Maria Helena Vieira da Silva
Como me recordo! O dia começou de forma habitual.
Fui para a Faculdade de Letras do Porto. Nessa altura, a Faculdade estava
instalada no edifício em frente ao Hospital Sto António, onde hoje funcionam as
Biomédicas.
Subindo os Clérigos, ouvia-se um estranho silêncio.
Havia pouco movimento nas ruas. Nem parecia um dia de semana. Aqui e ali,
viam-se pessoas a procurar as notícias que iam sendo transmitidas pela rádio.
Eu não sabia o que se passava, nem tinha sequer um
pressentimento. Tinha nascido e vivido com a ditadura. Achava estranho quando o
meu pai contava - também lhe tinham contado - que um pequeno grupo de pessoas
estava a falar na rua e logo apareceu a PIDE para os questionar.
Na Faculdade, por entre os estudantes, entranhavam-se
os “Bufos” que ouviam as conversas para depois denunciarem quem criticava o
regime ou se pronunciava contra os professores ou contra a Direção. Muitas
vezes, vi alunos a entrarem de rompante na Biblioteca, sentarem-se a fingir que
liam ou estudavam, porque eram perseguidos pela polícia que aparecia à paisana e
os prendia, sem contraditório.
Nas aulas, só excecionalmente eram permitidas
questões sobre a matéria ou outras. Um dia, um jovem professor de História de
Portugal travou diálogo com os alunos sobre a matéria. Receoso, como se
estivesse a cometer um grande pecado, olhava para a porta. Se entrasse o
Diretor, seria chamado à atenção. E assim aconteceu: de repente, a porta
abriu-se e uma figura impôs-se, num silêncio pesado, mostrando viva discordância
pela atitude a que de imediato pôs fim.
O medo era avassalador, calando muitas vozes e
limitando muitos gestos.
A guerra colonial ia ceifando as vidas de muitos
jovens que matavam e morriam sem saber porquê
E eram tão longas as trevas impostas pelo regime
autoritário que a grande maioria das pessoas se habituara a conformar-se. Os
mais conscientes da situação política revoltavam-se e a sua coragem
custava-lhes muitas vezes a prisão e até a tortura.

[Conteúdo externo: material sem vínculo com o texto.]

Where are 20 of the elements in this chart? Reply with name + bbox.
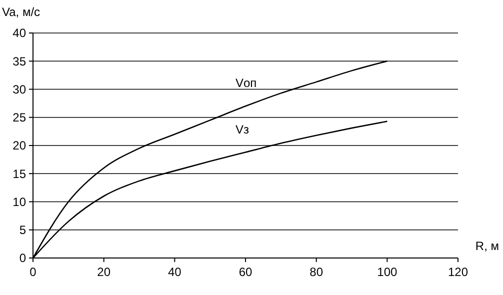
y-tick-label: 15 bbox=[12, 166, 26, 181]
x-tick-label: 60 bbox=[238, 265, 252, 279]
series-label: Vз bbox=[236, 122, 250, 136]
y-tick-label: 0 bbox=[19, 251, 26, 266]
y-tick-label: 25 bbox=[12, 110, 26, 125]
x-tick-label: 0 bbox=[30, 265, 37, 279]
y-tick-label: 35 bbox=[12, 54, 26, 68]
series-label: Vоп bbox=[236, 76, 257, 90]
x-tick-label: 20 bbox=[97, 265, 111, 279]
y-axis-title: Va, м/с bbox=[2, 5, 40, 19]
y-tick-label: 30 bbox=[12, 82, 26, 96]
x-tick-label: 100 bbox=[377, 265, 398, 279]
y-tick-label: 20 bbox=[12, 138, 26, 153]
x-tick-label: 40 bbox=[168, 265, 182, 279]
y-tick-label: 5 bbox=[19, 223, 26, 238]
x-axis-title: R, м bbox=[475, 239, 499, 253]
y-tick-label: 40 bbox=[12, 26, 26, 40]
x-tick-label: 120 bbox=[448, 265, 468, 279]
y-tick-label: 10 bbox=[12, 194, 26, 209]
x-tick-label: 80 bbox=[310, 265, 324, 279]
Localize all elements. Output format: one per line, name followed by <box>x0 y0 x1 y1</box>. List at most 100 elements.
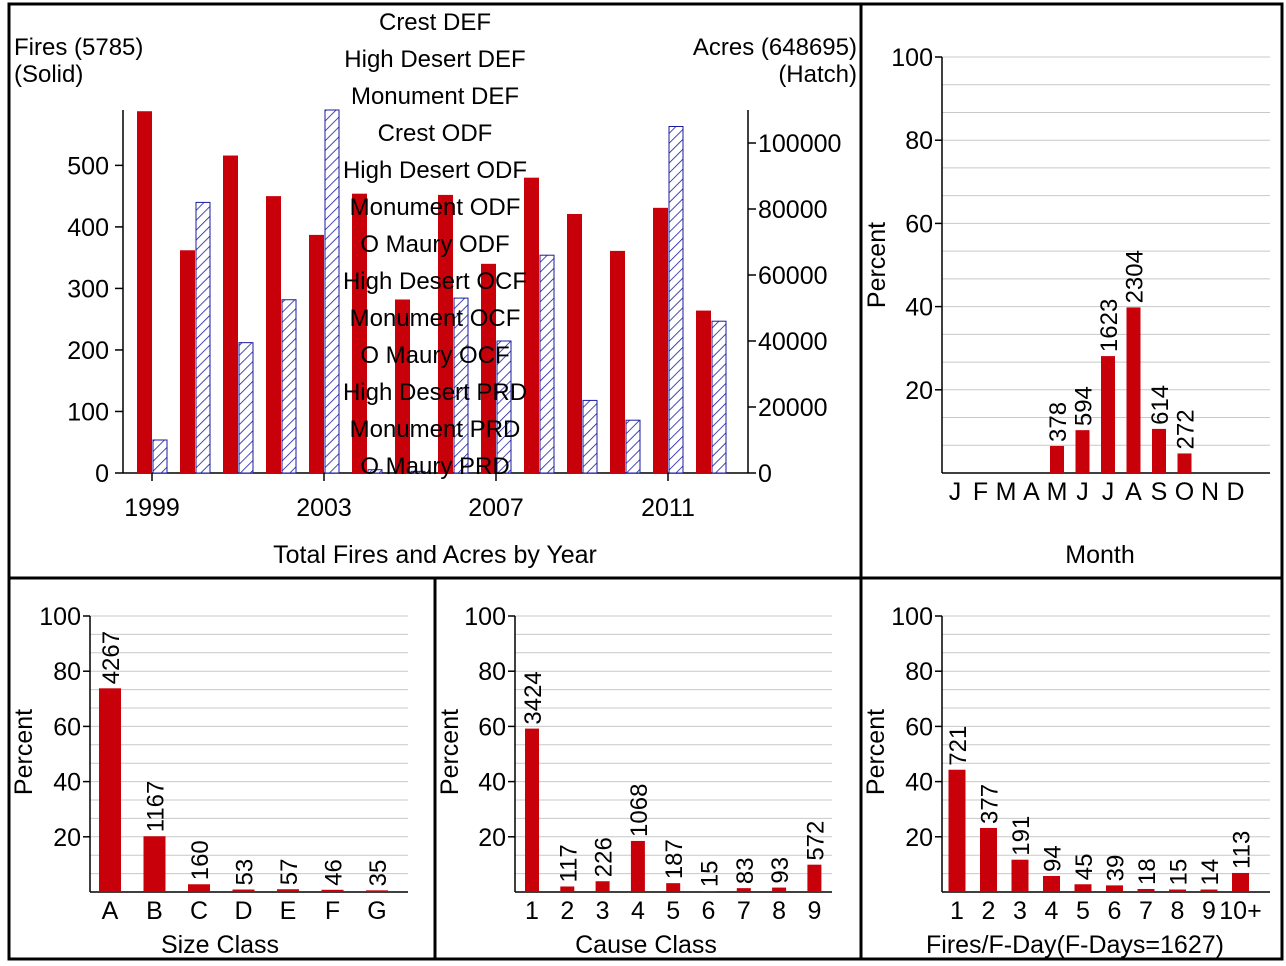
data-label: 191 <box>1008 816 1035 856</box>
data-label: 377 <box>977 784 1004 824</box>
percent-bar <box>1101 356 1115 473</box>
fires-bar <box>524 177 539 473</box>
data-label: 35 <box>365 860 392 887</box>
acres-bar <box>582 399 598 474</box>
fires-bar <box>438 194 453 473</box>
y-tick-label: 40 <box>905 294 933 322</box>
category-label: A <box>1023 478 1040 506</box>
category-label: 10+ <box>1219 897 1261 925</box>
acres-bar <box>453 297 469 474</box>
left-axis-subtitle: (Solid) <box>14 61 83 88</box>
category-label: 6 <box>702 897 716 925</box>
right-tick-label: 100000 <box>758 130 841 158</box>
percent-bar <box>1232 872 1249 892</box>
category-label: 9 <box>1202 897 1216 925</box>
y-axis-title: Percent <box>10 709 38 795</box>
category-label: O <box>1175 478 1194 506</box>
acres-bar <box>496 340 512 474</box>
category-label: J <box>949 478 962 506</box>
right-tick-label: 80000 <box>758 196 828 224</box>
acres-bar <box>625 419 641 474</box>
unit-list-item: O Maury OCF <box>360 342 509 369</box>
category-label: 8 <box>1171 897 1185 925</box>
fires-bar <box>266 196 281 473</box>
category-label: D <box>234 897 252 925</box>
unit-list-item: Monument PRD <box>350 416 521 443</box>
unit-list-item: Crest DEF <box>379 9 491 36</box>
percent-bar <box>772 887 787 892</box>
y-tick-label: 20 <box>905 377 933 405</box>
data-label: 45 <box>1071 854 1098 881</box>
category-label: S <box>1151 478 1168 506</box>
percent-bar <box>980 827 997 892</box>
y-axis-title: Percent <box>436 709 464 795</box>
fires-bar <box>610 250 625 473</box>
percent-bar <box>1050 445 1064 473</box>
acres-bar <box>668 126 684 474</box>
data-label: 378 <box>1045 402 1072 442</box>
category-label: 1 <box>950 897 964 925</box>
y-tick-label: 60 <box>53 713 81 741</box>
percent-bar <box>1169 889 1186 892</box>
unit-list-item: High Desert OCF <box>343 268 527 295</box>
percent-bar <box>666 883 681 892</box>
category-label: 6 <box>1108 897 1122 925</box>
y-tick-label: 40 <box>478 769 506 797</box>
category-label: E <box>280 897 297 925</box>
x-tick-label: 2007 <box>468 494 524 522</box>
category-label: J <box>1102 478 1115 506</box>
unit-list-item: Monument DEF <box>351 83 519 110</box>
percent-bar <box>1126 307 1141 473</box>
data-label: 1623 <box>1096 299 1123 352</box>
x-axis-title: Fires/F-Day(F-Days=1627) <box>926 931 1224 959</box>
x-axis-title: Size Class <box>161 931 279 959</box>
fires-bar <box>309 234 324 473</box>
percent-bar <box>1106 885 1123 892</box>
main-x-title: Total Fires and Acres by Year <box>273 541 597 569</box>
unit-list-item: Monument OCF <box>350 305 521 332</box>
acres-bar <box>238 342 254 474</box>
y-tick-label: 60 <box>478 713 506 741</box>
data-label: 226 <box>591 837 618 877</box>
category-label: M <box>996 478 1017 506</box>
y-tick-label: 40 <box>905 769 933 797</box>
acres-bar <box>410 470 426 474</box>
percent-bar <box>143 836 166 892</box>
panel-frame-fday <box>859 576 1284 961</box>
y-tick-label: 60 <box>905 713 933 741</box>
data-label: 2304 <box>1122 250 1149 303</box>
percent-bar <box>630 840 645 892</box>
percent-bar <box>560 886 575 892</box>
left-axis-title: Fires (5785) <box>14 34 143 61</box>
y-tick-label: 80 <box>53 658 81 686</box>
data-label: 83 <box>732 857 759 884</box>
percent-bar <box>99 688 121 892</box>
y-tick-label: 20 <box>53 824 81 852</box>
y-tick-label: 100 <box>891 603 933 631</box>
data-label: 14 <box>1197 859 1224 886</box>
percent-bar <box>1152 428 1166 473</box>
unit-list-item: Monument ODF <box>350 194 521 221</box>
fires-bar <box>653 207 668 473</box>
left-tick-label: 500 <box>67 152 109 180</box>
x-tick-label: 2011 <box>641 494 695 522</box>
acres-bar <box>367 469 383 474</box>
right-tick-label: 20000 <box>758 394 828 422</box>
unit-list-item: High Desert DEF <box>344 46 525 73</box>
category-label: 7 <box>737 897 751 925</box>
data-label: 93 <box>767 857 794 884</box>
fires-bar <box>696 310 711 473</box>
category-label: 5 <box>666 897 680 925</box>
data-label: 57 <box>276 859 303 886</box>
right-axis-title: Acres (648695) <box>693 34 857 61</box>
category-label: 9 <box>807 897 821 925</box>
category-label: J <box>1076 478 1089 506</box>
category-label: 2 <box>560 897 574 925</box>
x-axis-title: Cause Class <box>575 931 717 959</box>
acres-bar <box>324 109 340 474</box>
percent-bar <box>188 884 210 892</box>
category-label: G <box>367 897 386 925</box>
unit-list-item: High Desert ODF <box>343 157 527 184</box>
category-label: F <box>973 478 988 506</box>
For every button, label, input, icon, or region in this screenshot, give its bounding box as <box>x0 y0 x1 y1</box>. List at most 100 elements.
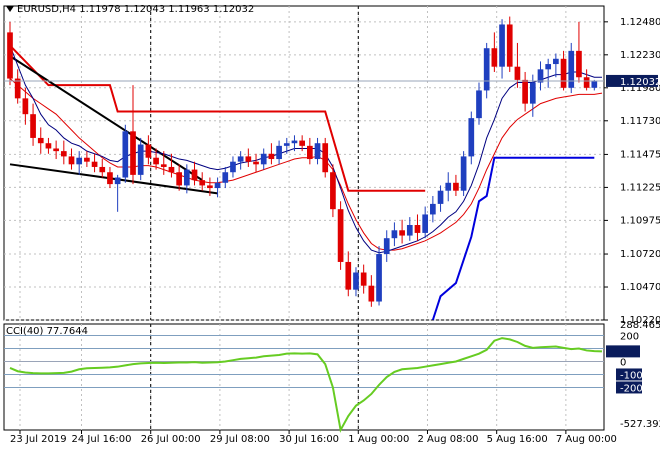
candle-body <box>283 143 290 146</box>
candle-body <box>506 24 513 67</box>
price-axis-label: 1.12230 <box>620 50 660 61</box>
candle-body <box>330 172 336 210</box>
candle-body <box>37 137 44 144</box>
blue-level-line <box>431 156 595 321</box>
candle-body <box>130 131 136 175</box>
candle-body <box>60 151 67 157</box>
candle-body <box>76 157 83 165</box>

Nessa manhã do dia 25 de Abril de 1974, quase a chegar à Faculdade,
perguntei a alguém que segurava o transístor junto ao ouvido, o que se passava.
“É uma Revolução de militares em Lisboa” foi a resposta. Na Faculdade,
anunciava-se que não havia aulas. Regressei a casa. À hora do almoço, ouvimos
as notícias e tudo soava a estranhamente novo. Um sistema demasiado enraizado
parecia estar a tremer.
Tu telefonaste-me. “Vamos sair. Está a haver uma
revolução. Já chegou ao Porto. Está a espalhar-se por todo o país”.
E fomos. Atravessámos o rio pela ponte D. Luís e
fomos para a Serra do Pilar, onde julgo que um militar discursava num comício,
onde as pessoas iam chegando incrédulas.
Nos nossos olhos havia espanto. Tudo era novo,
porque a Censura tinha riscado os factos que não agradavam aos governantes
seguidores da política de Salazar.
No ano seguinte, casámos em tempo já de Liberdade.